High latency before the first chunk returned in streaming mode

FunAudioLLM / CosyVoice

Multi-lingual large voice generation model, providing inference, training and deployment full-stack ability.

https://funaudiollm.github.io/

Apache License 2.0

6.59k stars 707 forks source link

High latency before the first chunk returned in streaming mode #367

Open huskyachao opened 2 months ago

huskyachao commented 2 months ago

Hi, I found that after updating the code, the latency of the first chunk in streaming mode (inference_zero_shot) is still very high (around 3s-4s). I noticed that issue #294 also mentioned this problem before the updating. Is this normal for the current version of cosyvoice? If it is, is there any method to downgrade this latency? Because such latency can make real-time communication of cosyvoice very difficult.

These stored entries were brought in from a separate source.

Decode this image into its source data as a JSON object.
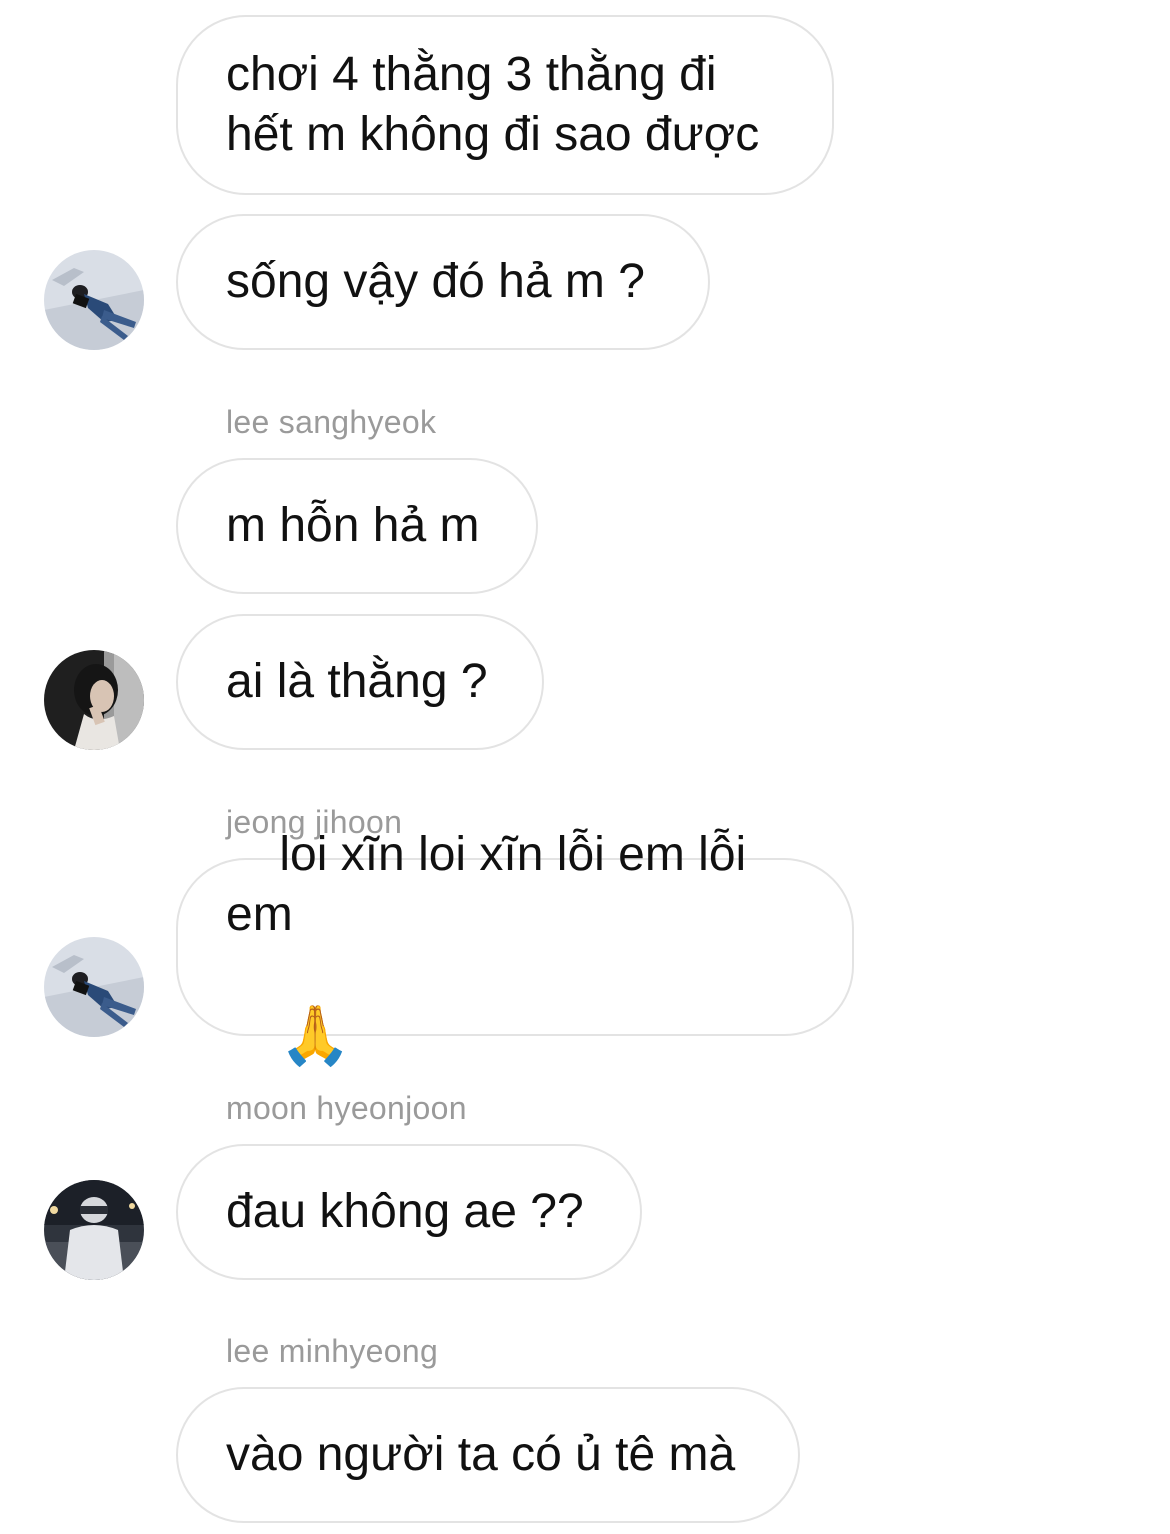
{
  "messages": [
    {
      "text": "chơi 4 thằng 3 thằng đi\nhết m không đi sao được"
    },
    {
      "text": "sống vậy đó hả m ?"
    },
    {
      "sender": "lee sanghyeok",
      "text": "m hỗn hả m"
    },
    {
      "text": "ai là thằng ?"
    },
    {
      "sender": "jeong jihoon",
      "text": "loi xĩn loi xĩn lỗi em lỗi em",
      "emoji": "🙏"
    },
    {
      "sender": "moon hyeonjoon",
      "text": "đau không ae ??"
    },
    {
      "sender": "lee minhyeong",
      "text": "vào người ta có ủ tê mà"
    }
  ],
  "avatars": [
    {
      "icon": "person-lying-on-snow-avatar",
      "accent": "#dfe5ec"
    },
    {
      "icon": "person-portrait-dark-avatar",
      "accent": "#2b2b2b"
    },
    {
      "icon": "person-lying-on-snow-avatar",
      "accent": "#dfe5ec"
    },
    {
      "icon": "person-night-street-avatar",
      "accent": "#3a3f4a"
    }
  ],
  "colors": {
    "bubble_border": "#e3e3e3",
    "sender_text": "#9a9a9a",
    "message_text": "#111111",
    "background": "#ffffff"
  }
}
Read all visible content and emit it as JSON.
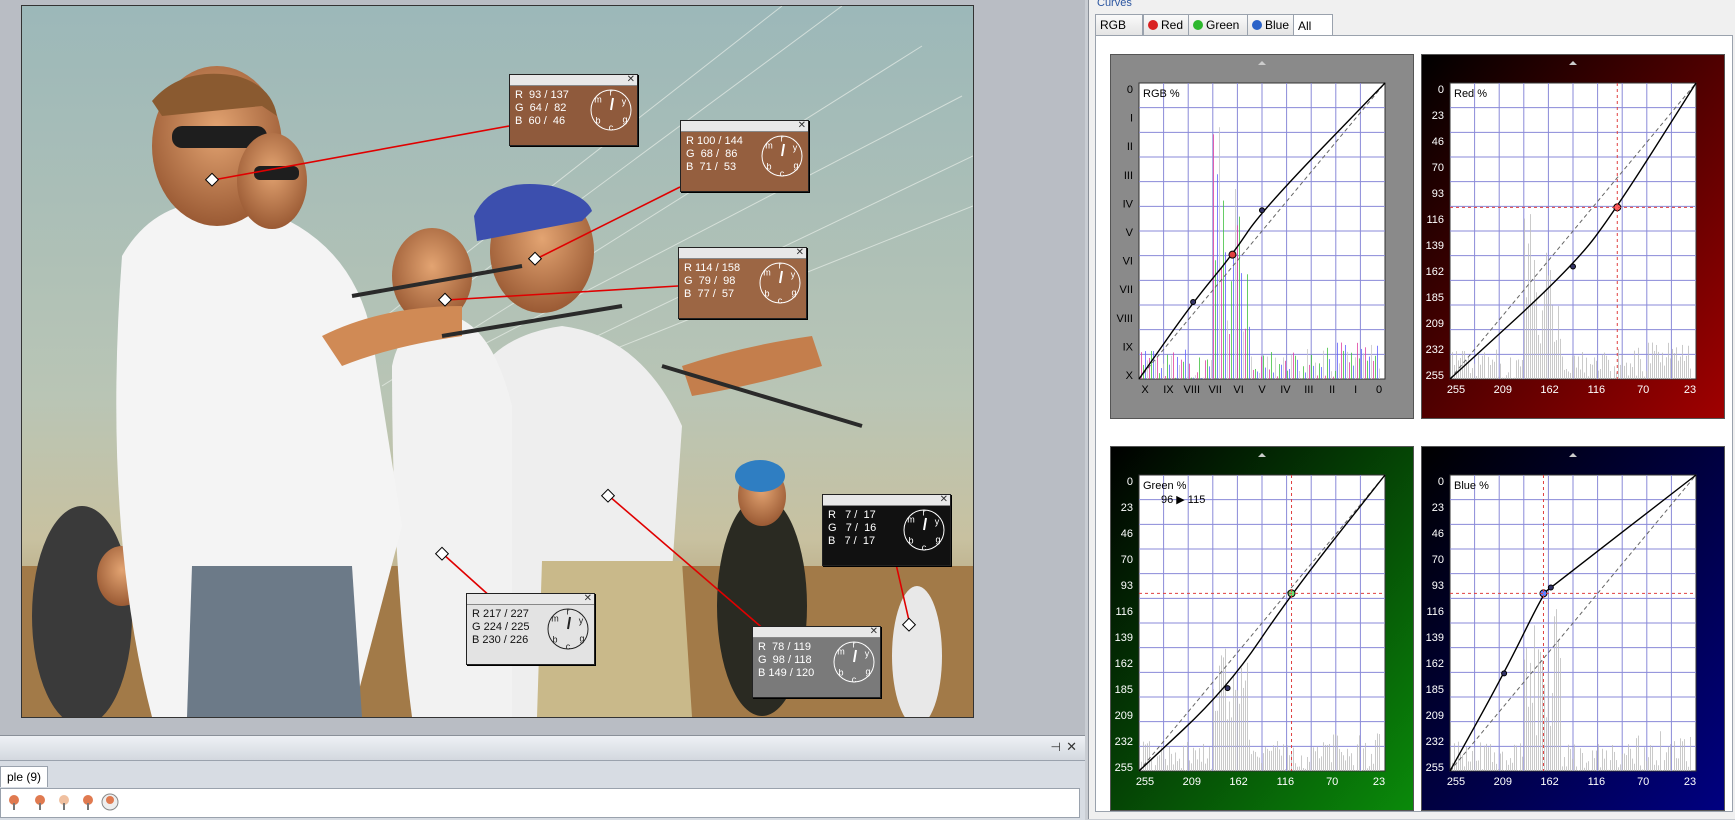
{
  "panel_title": "Curves",
  "tabs": [
    {
      "label": "RGB",
      "icon": "none",
      "active": false
    },
    {
      "label": "Red",
      "icon": "red-dot-icon",
      "color": "#d92020",
      "active": false
    },
    {
      "label": "Green",
      "icon": "green-dot-icon",
      "color": "#2db82d",
      "active": false
    },
    {
      "label": "Blue",
      "icon": "blue-dot-icon",
      "color": "#2a62c8",
      "active": false
    },
    {
      "label": "All",
      "icon": "none",
      "active": true
    }
  ],
  "curves": {
    "rgb": {
      "label": "RGB %",
      "y_ticks": [
        "0",
        "I",
        "II",
        "III",
        "IV",
        "V",
        "VI",
        "VII",
        "VIII",
        "IX",
        "X"
      ],
      "x_ticks": [
        "X",
        "IX",
        "VIII",
        "VII",
        "VI",
        "V",
        "IV",
        "III",
        "II",
        "I",
        "0"
      ],
      "bg": "#6b6b6b"
    },
    "red": {
      "label": "Red %",
      "y_ticks": [
        "0",
        "23",
        "46",
        "70",
        "93",
        "116",
        "139",
        "162",
        "185",
        "209",
        "232",
        "255"
      ],
      "x_ticks": [
        "255",
        "209",
        "162",
        "116",
        "70",
        "23"
      ],
      "bg": "#a00000"
    },
    "green": {
      "label": "Green %",
      "readout": "96 ▶ 115",
      "y_ticks": [
        "0",
        "23",
        "46",
        "70",
        "93",
        "116",
        "139",
        "162",
        "185",
        "209",
        "232",
        "255"
      ],
      "x_ticks": [
        "255",
        "209",
        "162",
        "116",
        "70",
        "23"
      ],
      "bg": "#0a8a0a"
    },
    "blue": {
      "label": "Blue %",
      "y_ticks": [
        "0",
        "23",
        "46",
        "70",
        "93",
        "116",
        "139",
        "162",
        "185",
        "209",
        "232",
        "255"
      ],
      "x_ticks": [
        "255",
        "209",
        "162",
        "116",
        "70",
        "23"
      ],
      "bg": "#000080"
    }
  },
  "samples": [
    {
      "r": "R  93 / 137",
      "g": "G  64 /  82",
      "b": "B  60 /  46",
      "bg": "#8f5a3c"
    },
    {
      "r": "R 100 / 144",
      "g": "G  68 /  86",
      "b": "B  71 /  53",
      "bg": "#955f3f"
    },
    {
      "r": "R 114 / 158",
      "g": "G  79 /  98",
      "b": "B  77 /  57",
      "bg": "#9c6644"
    },
    {
      "r": "R   7 /  17",
      "g": "G   7 /  16",
      "b": "B   7 /  17",
      "bg": "#111111"
    },
    {
      "r": "R 217 / 227",
      "g": "G 224 / 225",
      "b": "B 230 / 226",
      "bg": "#e3e3e3"
    },
    {
      "r": "R  78 / 119",
      "g": "G  98 / 118",
      "b": "B 149 / 120",
      "bg": "#7a7a7a"
    }
  ],
  "dial_letters": [
    "m",
    "r",
    "y",
    "b",
    "c",
    "g"
  ],
  "bottom_tab_label": "ple (9)"
}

aluminumbox commented 2 months ago

yes first chunk inference is slower due to there is no kv cache, also tn takes some time

huskyachao commented 2 months ago

yes first chunk inference is slower due to there is no kv cache, also tn takes some time

OK, I see. Thanks for your answer.

MithrilMan commented 1 month ago

@aluminumbox I don't know internal details so this may be a stupid question, but in an use case where the voice is just one (e.g. a local personal assistant), can this be improved by preloading kv cache, or is that cache related to the sentence being spoken and so can't be preloaded and reused every time?